Segundo o governo, 80% dos investimentos serão de recursos próprios do Estado e o restante de dinheiro captado em bancos de fomento e desenvolvimento.
Na terça-feira o governador André Puccinelli enviou à Assembleia Legislativa pedido de autorização para contratação de empréstimo até o limite de US$ 300 milhões (R$ 533 milhões a preços de hoje), deve reforçar o orçamento do pacote.
Na exposição de motivos que justifica o pedido de autorização, o governo diz que o dinheiro será aplicado no Programa de Transportes e de Desenvolvimento Sustentável do Estado, dentro do programa a ser lançado nesta sexta-feira. O dinheiro será levantado junto ao Banco Internacional de Reconstrução e Desenvolvimento (Bird), para financiar as obras mais grandes, como o poliduto, ferrovia e melhoria da hidrovia.
Outros projetos terão orçamentos pulverizados, devendo ser executados a seis mãos – governo do Estado, União e Municípios. Campo Grande deve ser contemplado com até três projetos, embora possa ser lançado apenas um. Estão listados o áquario natural no Parque das Nações Indígenas, Hospital Escola e a sede da Universidade Estadual.
No interior, constam um programa de consolidação da infra-estrutura viária, com a federalização da MS-040, pavimentação da BR-359 e asfaltamento de outras rodovias estaduais, além da perimetral (anel rodoviário) de Dourados.
O programa prevê obras em todas as áreas – saúde, educação, habitação, assistência social, infraestrutura e logística -, mas nenhum projeto foi antecipado pelo governo, para garantir o impacto do anúncio à noite.
Mas já se sabe, por exemplo, que na área de habitação serão construídas mais mais oito mil casas. “Somadas as casas já construídas, teremos 37 mil unidades habitacionais, faltando apenas 13 mil para chegar as 50 mil casas que determinamos até o final de 2010”, diz Puccinelli.
Puccinelli diz que o programa a médio e longo prazo chega depois que de ter enfrentado sérios problemas financeiros, mas já conseguiu equilibrar as contas, conceder reajuste aos servidores e até corrigir distorções salariais, antecipando em um ano o Piso Nacional do Magistério.
O governador lembra ainda que no final do ano passado, quando vários setores começaram a sentir o impacto da crise mundial, o governador anunciou medidas econômicas para desonerar vários setores e incrementar o comércio, as vendas e as áreas de produção e da indústria.
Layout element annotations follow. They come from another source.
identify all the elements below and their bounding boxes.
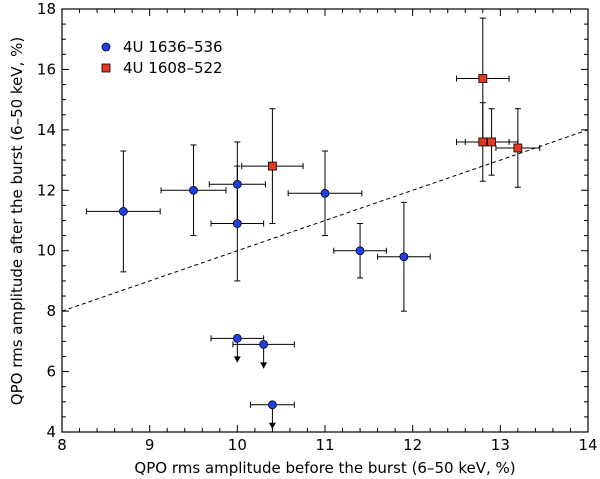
data-point-square xyxy=(267,161,277,171)
data-point-square xyxy=(478,74,488,83)
upper-limit-arrow-head xyxy=(268,422,276,429)
data-point-circle xyxy=(189,185,198,195)
x-tick-label: 12 xyxy=(403,436,422,454)
legend-marker-circle xyxy=(101,42,111,52)
x-tick-label: 8 xyxy=(57,436,67,454)
y-axis-label: QPO rms amplitude after the burst (6–50 … xyxy=(8,37,26,405)
data-point-circle xyxy=(259,339,269,349)
x-tick-label: 10 xyxy=(228,436,247,454)
data-point-circle xyxy=(232,179,242,189)
data-point-circle xyxy=(232,333,242,343)
data-point-square xyxy=(513,143,523,153)
y-tick-label: 16 xyxy=(37,60,56,78)
x-tick-label: 11 xyxy=(315,436,334,454)
data-point-circle xyxy=(320,188,330,198)
upper-limit-arrow-head xyxy=(233,356,241,363)
y-tick-label: 6 xyxy=(46,363,56,381)
reference-line xyxy=(61,129,589,312)
y-tick-label: 14 xyxy=(37,121,56,139)
y-tick-label: 4 xyxy=(46,423,56,441)
data-point-circle xyxy=(399,252,409,262)
x-tick-label: 9 xyxy=(145,436,155,454)
legend-marker-square xyxy=(101,63,111,73)
upper-limit-arrow-head xyxy=(260,362,268,369)
data-point-square xyxy=(487,137,496,147)
x-axis-label: QPO rms amplitude before the burst (6–50… xyxy=(134,459,515,477)
data-point-circle xyxy=(267,400,277,410)
data-point-circle xyxy=(355,246,365,256)
data-point-circle xyxy=(232,219,242,228)
y-tick-label: 8 xyxy=(46,302,56,320)
x-tick-label: 14 xyxy=(578,436,597,454)
x-tick-label: 13 xyxy=(491,436,510,454)
y-tick-label: 10 xyxy=(37,242,56,260)
data-point-circle xyxy=(118,207,128,216)
legend-label: 4U 1636–536 xyxy=(123,38,223,56)
y-tick-label: 18 xyxy=(37,0,56,18)
y-tick-label: 12 xyxy=(37,181,56,199)
data-point-square xyxy=(478,137,488,147)
legend-label: 4U 1608–522 xyxy=(123,59,223,77)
Uma das medidas na área econômica de maior impacto citadas pelo governador foi a postergação do prazo de recolhimento ICMS por 10 dias, que ainda continua em vigor até dezembro deste ano, garantindo fluxo de caixa para que as empresas e indústrias possam fazer investimentos e atender outros compromissos.
Mesmo abrindo mão da arrecadação estadual, sofrendo perdas de 30% no repasse do Fundo de Participação dos Estados (FPE) e também na arrecadação estadual, o governador diz que Mato Grosso do Sul terá um ‘ousado e inédito programa de ações e obras já visto em Mato Grosso do Sul, enquanto outras unidades da federação amargam estagnação da economia e suspensão de obras’.
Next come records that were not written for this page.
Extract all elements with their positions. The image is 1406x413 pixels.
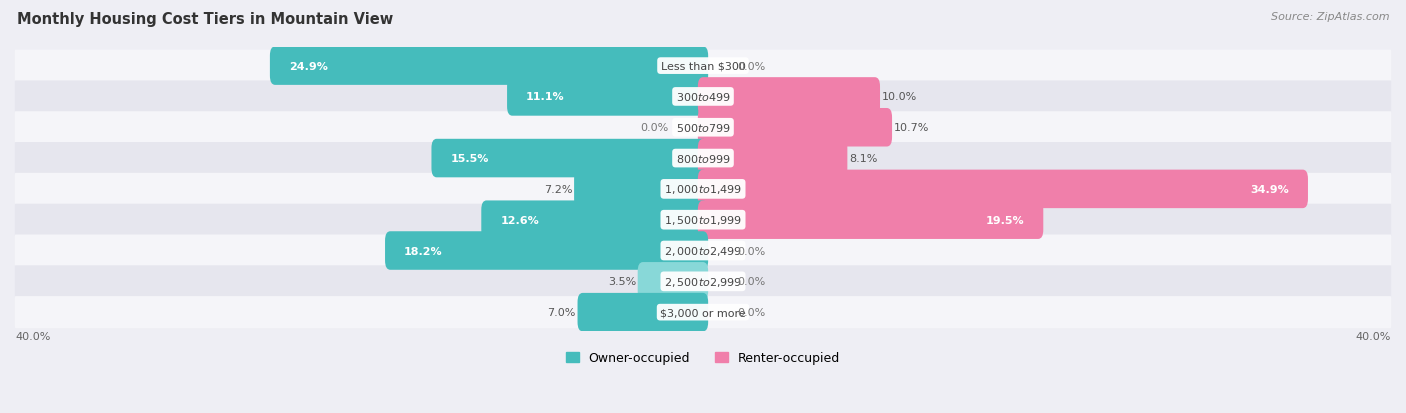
FancyBboxPatch shape — [508, 78, 709, 116]
Text: Monthly Housing Cost Tiers in Mountain View: Monthly Housing Cost Tiers in Mountain V… — [17, 12, 394, 27]
Text: $2,000 to $2,499: $2,000 to $2,499 — [664, 244, 742, 257]
FancyBboxPatch shape — [15, 235, 1391, 267]
Text: $800 to $999: $800 to $999 — [675, 153, 731, 165]
Text: Less than $300: Less than $300 — [661, 62, 745, 71]
Text: $300 to $499: $300 to $499 — [675, 91, 731, 103]
FancyBboxPatch shape — [481, 201, 709, 240]
Text: 7.0%: 7.0% — [547, 307, 576, 317]
Text: $2,500 to $2,999: $2,500 to $2,999 — [664, 275, 742, 288]
Text: 24.9%: 24.9% — [288, 62, 328, 71]
FancyBboxPatch shape — [15, 112, 1391, 144]
Text: 19.5%: 19.5% — [986, 215, 1025, 225]
Text: 0.0%: 0.0% — [737, 246, 766, 256]
Text: $1,500 to $1,999: $1,500 to $1,999 — [664, 214, 742, 227]
FancyBboxPatch shape — [15, 266, 1391, 298]
Text: 0.0%: 0.0% — [737, 277, 766, 287]
FancyBboxPatch shape — [15, 173, 1391, 205]
Text: 12.6%: 12.6% — [501, 215, 538, 225]
Text: 40.0%: 40.0% — [15, 332, 51, 342]
Text: 11.1%: 11.1% — [526, 92, 565, 102]
FancyBboxPatch shape — [15, 297, 1391, 328]
Text: 10.7%: 10.7% — [894, 123, 929, 133]
Text: 10.0%: 10.0% — [882, 92, 917, 102]
Text: $500 to $799: $500 to $799 — [675, 122, 731, 134]
Text: 40.0%: 40.0% — [1355, 332, 1391, 342]
Text: 3.5%: 3.5% — [607, 277, 636, 287]
FancyBboxPatch shape — [638, 262, 709, 301]
FancyBboxPatch shape — [578, 293, 709, 332]
FancyBboxPatch shape — [15, 204, 1391, 236]
Text: $3,000 or more: $3,000 or more — [661, 307, 745, 317]
Text: 15.5%: 15.5% — [450, 154, 489, 164]
FancyBboxPatch shape — [697, 201, 1043, 240]
FancyBboxPatch shape — [574, 170, 709, 209]
FancyBboxPatch shape — [15, 50, 1391, 83]
Text: 0.0%: 0.0% — [640, 123, 669, 133]
FancyBboxPatch shape — [697, 109, 891, 147]
Text: Source: ZipAtlas.com: Source: ZipAtlas.com — [1271, 12, 1389, 22]
Text: 0.0%: 0.0% — [737, 62, 766, 71]
FancyBboxPatch shape — [697, 170, 1308, 209]
Text: $1,000 to $1,499: $1,000 to $1,499 — [664, 183, 742, 196]
FancyBboxPatch shape — [385, 232, 709, 270]
FancyBboxPatch shape — [270, 47, 709, 85]
FancyBboxPatch shape — [697, 140, 848, 178]
FancyBboxPatch shape — [432, 140, 709, 178]
Text: 7.2%: 7.2% — [544, 185, 572, 195]
Text: 18.2%: 18.2% — [404, 246, 443, 256]
FancyBboxPatch shape — [697, 78, 880, 116]
Text: 0.0%: 0.0% — [737, 307, 766, 317]
Text: 34.9%: 34.9% — [1250, 185, 1289, 195]
FancyBboxPatch shape — [15, 143, 1391, 175]
Legend: Owner-occupied, Renter-occupied: Owner-occupied, Renter-occupied — [567, 351, 839, 364]
FancyBboxPatch shape — [15, 81, 1391, 113]
Text: 8.1%: 8.1% — [849, 154, 877, 164]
Déficit- O governador diz que segue administrando déficit nas contas do Estado, mas mantém ‘reservas’ estratégicas para não ser pego de surpresa. As reservas garantem o pagamento em dia e assegura o 13º dos servidores. Mas as dificuldades o obrigam a cortar R$ 2,4 milhões dos repasses aos poderes. Serão sacrificados o TJMS, com corte de R$ 1,8 milhão, o MP, com R$ 500 mil e o Tribunal de Contas do Estado, com R$ 100 mil.